The floors were smooth concrete, with a small stream running down the center. From the smell of it, I’d guess it was a sewage line. The ceilings were rounded brick, but the halls were much wider than the narrow ones we’d walked through to get here. Dim yellow lights were spaced out along the ceiling, the only lights we’d encountered since we got here.
“I feel like a Teenage Mutant Ninja Turtle,” I said, stepping over the sewage stream to follow Leif down the tunnel.
“Cowabunga,” Jack said, and I smiled at him. He stepped after me and took my hand in his.
“And here we are.” Leif gestured to an entrance off the side of the tunnel.
Jack squeezed my hand as we walked through the entrance. I think part of him still expected this to be some kind of trap, although I’m not sure why. Leif had been nothing but kind to us, and just because he couldn’t explain it, it didn’t mean Leif was bad.
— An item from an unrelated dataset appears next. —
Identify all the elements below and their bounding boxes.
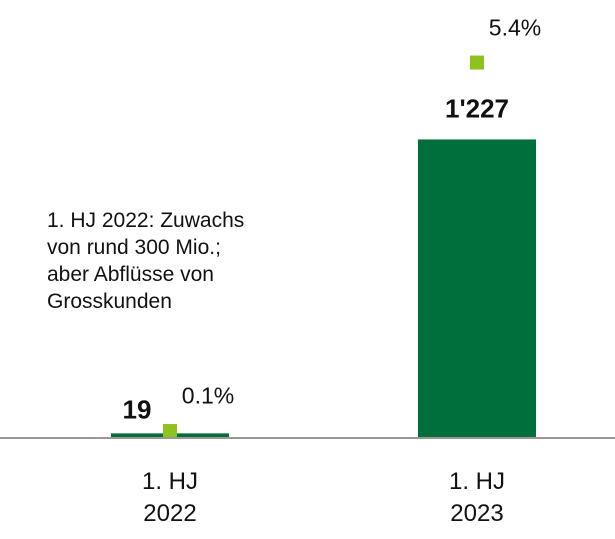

The ceilings were shockingly high, at least twenty feet above us. Three of the walls were the same brick as the tunnel, lined with a few dim lights and a couple electrical boxes. The cement floor ended in a cliff, but I could see the smooth concrete wall thirty feet across from it.
I walked to the edge and stared up and down, but the wall across from it seemed to have no beginning and no end. A few pipes jutted out from it, letting water flow from it, pouring like never ending waterfalls into the bottom. The water smelled fresh and chlorinated, so I guessed it was clean water here, not the sewage from the tunnel.
“Wow. That’s an impressive drop,” Jack whistled, looking over the edge with me. He leaned farther forward than even I did, and his foot slipped on the moss that grew over the edge. I yanked him back from certain death, and he smiled sheepishly at me. “Sorry.”
“I’m not sure how Mae would feel about that,” Peter said, nodding towards the cliff. He turned and admired the cavern. “But the rest of this is good.”
In one corner, a few blankets were piled up, next to a stack of books and a few items of clothing. Peter stepped closer to inspect it, but before he even got to it, he realized what it was. He looked back at Leif.
“You stay here?” Peter asked him.
“Yes.” Leif shrugged. “It’s quiet and dry here. Nobody bothers me.”
“So, you’re inviting us into your home?” Peter asked.
“You can say that, I guess.” Leif turned away from Peter’s apologetic expression and his bare feet padded on the concrete as he went over to the edge of the cliff. “It’s a nice place to hide out.”
“It is nice,” Peter agreed. “But there are no showers or bathrooms.”
“The sewer is in the tunnel,” Leif nodded to the door. “The river is right outside for a quick wash up, but it’s not that hard to leave if you need to do laundry or shower.”
“But there aren’t any people around,” I said. “It’d be impossible for Daisy to get into trouble here.”
“I don’t know.” Peter chewed the inside of his cheek mulling it over. “But we can’t stay at home. Ezra won’t let us even if it wasn’t dangerous. This would work better than your place until we find a house that suits our needs.”
“You think you can sell Mae on this?” Jack asked.
“I don’t have much of a choice. I need time to find somewhere even more out of the way and uninhabited than where we lived before,” Peter said. “That’ll take some time. This will keep Daisy under wraps until then.”
Peter and Jack started talking about what they could do to it make it more homey down here. Peter was good with home improvements, and Jack liked to pretend he was, so he joined in the discussion with unfounded enthusiasm.
I walked around, admiring the surprising detail in the architecture of the cavern. It was strange to think that a hundred years ago, people put more detail in building their sewers than they do in building most homes anymore.
Leif’s pile of belongings looked sad in the corner. It consisted almost entirely of things we had given him. The comforters he had spread out were actually a Christmas gift from Milo to him. I’d thought they were a horrible gift since we didn’t know if Leif even had anywhere to live, but Milo said that was all the more reason he’d need blankets.
The books had most likely come from Milo or Ezra. A thick copy of Crime and Punishment by Fyodor Dostoevsky was stacked on top of War and Peace by Leo Tolstoy. A few other Russian books were in the stack, and that made the copy of To Kill a Mockingbird sitting next to it stand out.
Before I’d even picked it up, I knew it was the same copy that I’d just finished reading. I flipped through the dog eared pages, and a makeshift bookmark slipped out. I snatched it before it fell to the ground, and my breath caught in my throat.